I’m sure you’ve stumbled upon this word called ‘Blockchain’ in the last few years. Today, if you put the words “Blockchain-based” as a prefix to whatever you’re selling, you’re going to make at least 2x more sales no matter what your product is.
Anyway, we’re running out of time, I’ve only got five minutes to explain this.
A Blockchain is a continuously growing list of records called blocks, which are linked and secured using cryptography. Sounds too Wikipedia-ish, I get it. Let’s break it down.

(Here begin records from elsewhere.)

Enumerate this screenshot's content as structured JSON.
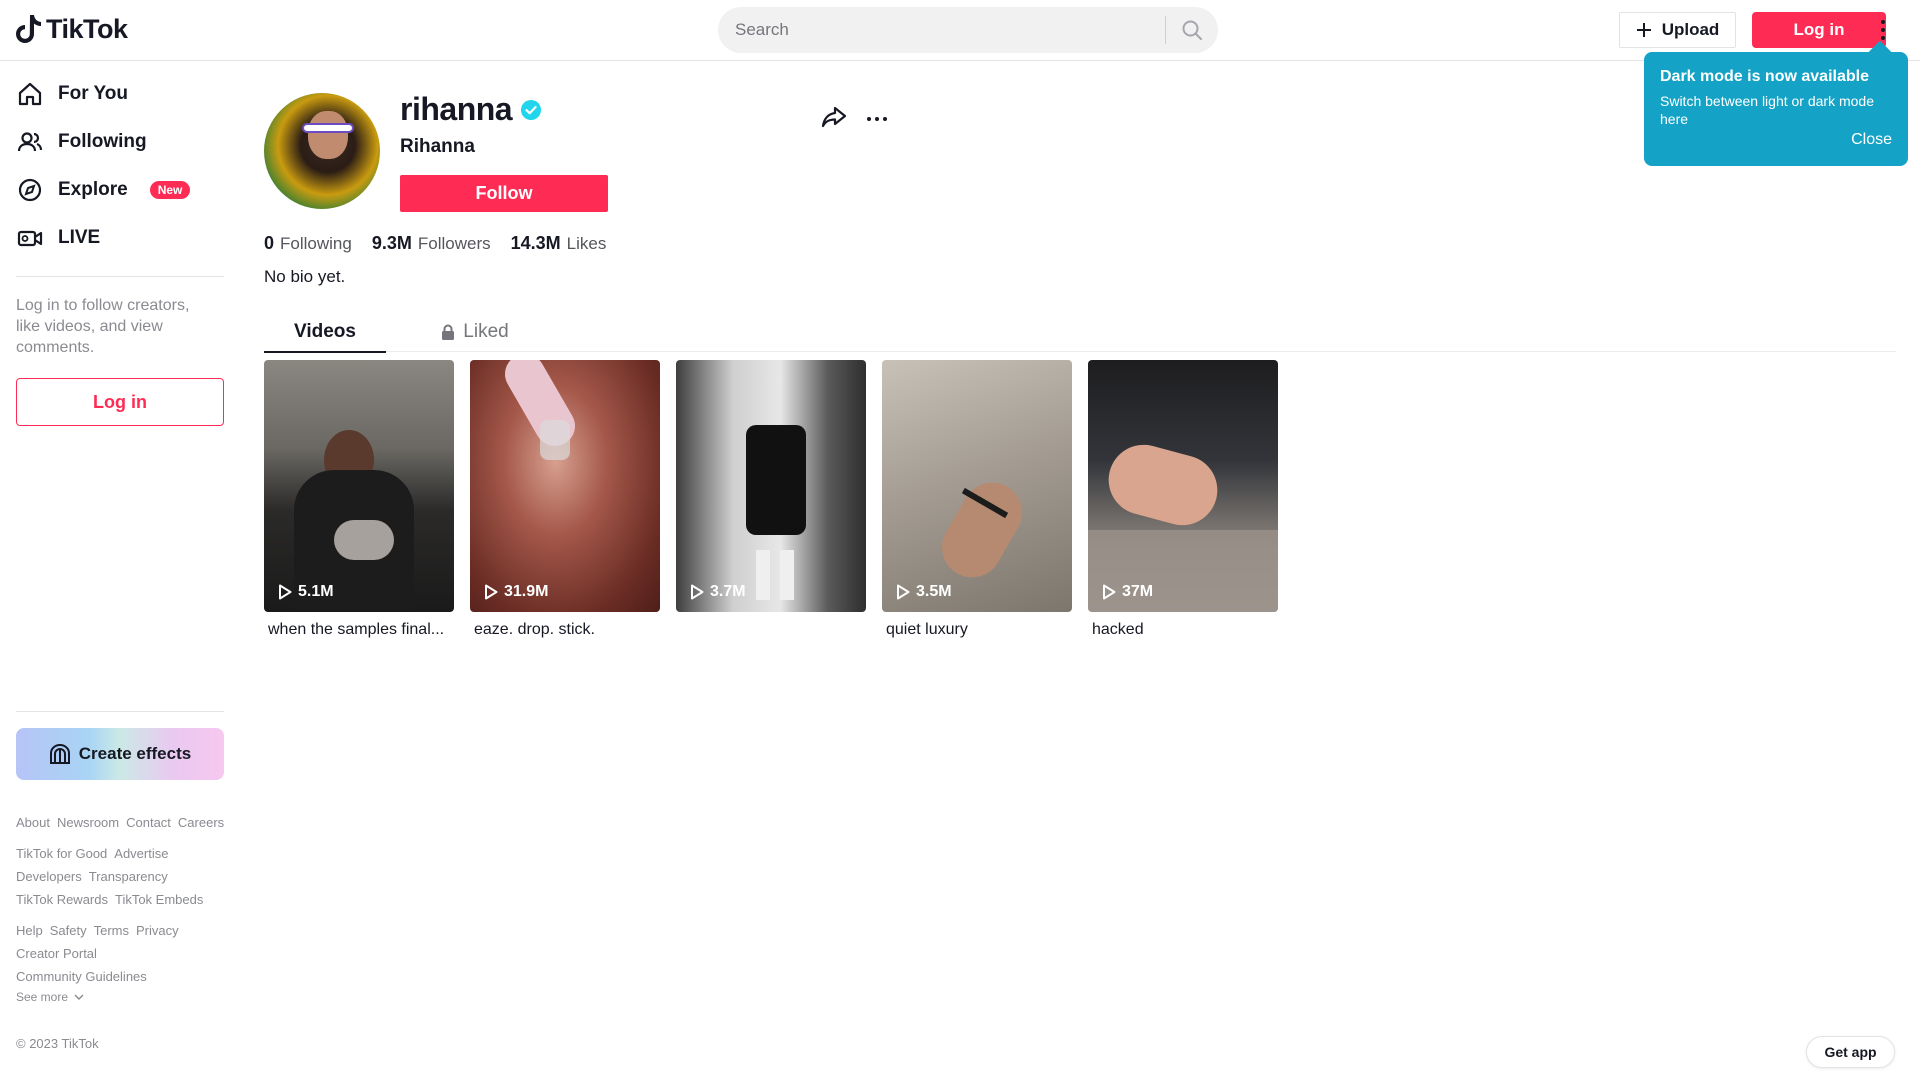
{
  "header": {
    "logo_text": "TikTok",
    "search_placeholder": "Search",
    "upload_label": "Upload",
    "login_label": "Log in"
  },
  "tooltip": {
    "title": "Dark mode is now available",
    "body": "Switch between light or dark mode here",
    "close_label": "Close"
  },
  "sidebar": {
    "items": [
      {
        "label": "For You",
        "icon": "home-icon"
      },
      {
        "label": "Following",
        "icon": "following-icon"
      },
      {
        "label": "Explore",
        "icon": "compass-icon",
        "badge": "New"
      },
      {
        "label": "LIVE",
        "icon": "live-icon"
      }
    ],
    "login_message": "Log in to follow creators, like videos, and view comments.",
    "login_button": "Log in",
    "create_effects": "Create effects",
    "footer_rows": [
      [
        "About",
        "Newsroom",
        "Contact",
        "Careers"
      ],
      [
        "TikTok for Good",
        "Advertise"
      ],
      [
        "Developers",
        "Transparency"
      ],
      [
        "TikTok Rewards",
        "TikTok Embeds"
      ],
      [
        "Help",
        "Safety",
        "Terms",
        "Privacy"
      ],
      [
        "Creator Portal"
      ],
      [
        "Community Guidelines"
      ]
    ],
    "see_more": "See more",
    "copyright": "© 2023 TikTok"
  },
  "profile": {
    "username": "rihanna",
    "display_name": "Rihanna",
    "follow_label": "Follow",
    "stats": {
      "following": {
        "num": "0",
        "label": "Following"
      },
      "followers": {
        "num": "9.3M",
        "label": "Followers"
      },
      "likes": {
        "num": "14.3M",
        "label": "Likes"
      }
    },
    "bio": "No bio yet."
  },
  "tabs": {
    "videos": "Videos",
    "liked": "Liked"
  },
  "videos": [
    {
      "views": "5.1M",
      "caption": "when the samples final..."
    },
    {
      "views": "31.9M",
      "caption": "eaze. drop. stick."
    },
    {
      "views": "3.7M",
      "caption": ""
    },
    {
      "views": "3.5M",
      "caption": "quiet luxury"
    },
    {
      "views": "37M",
      "caption": "hacked"
    }
  ],
  "get_app": "Get app",
  "colors": {
    "brand": "#fe2c55",
    "tooltip": "#14a3c6",
    "verified": "#20d5ec"
  }
}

First, let’s understand what a block is.
A block is a fundamental unit or the smallest indivisible part of a Blockchain. If you look at the image above, you’ll understand what the components of a typical block are. It has three fields viz. Data, Previous Hash, and Hash. The Data field contains whatever you want to store in your blockchain. Could be a vote in a blockchain-based voting application, or a birth certificate in a certificate application, or transactions like in the case of Bitcoin Blockchain. The Data field is where you put the main information to be stored in the block. We’ll come back to the Previous Hash field later. Next, we have the Hash field. The hash field contains the hash of the block. What is a hash though? A hash is a unique fingerprint of a piece of information. Hashes look different depending on the hashing algorithm, but usually, it is an alphanumeric string that looks like this:
You give the hashing algorithm some input and get the hash in return as output. If you’re still confused about how cryptographic hash functions, we have an entire article that explains hashes.
In our case, instead of “Hello” like in the above image, we give the hashing algorithm(SHA256) the data field and the previous hash field as input, and get the hash of the current block as output. And if even one bit of information in the block is changed, the entire hash changes. (See: Five Requirements of a Cryptographic Hash Function)
The hash of a block serves two purposes. One, it is the signature or fingerprint of that block. Second, it serves as the Previous Hash field of the next block. I think it must be clear now that the Previous Hash field, which is used to produce the hash of the current block, comes from the previous block. So, if some hacker tries to change the information in the data field of a block, it changes the hash of that block completely. And consequently, it changes the previous hash field of the next block and so on. The blockchain network realizes something is wrong and reverts back to its original unmodified state. This will be much easier to understand when we discover the Distributed Peer-To-Peer network of blockchains. But that’s a topic for another day. For now, this is enough for a five-minute fundamental understanding of Blockchains.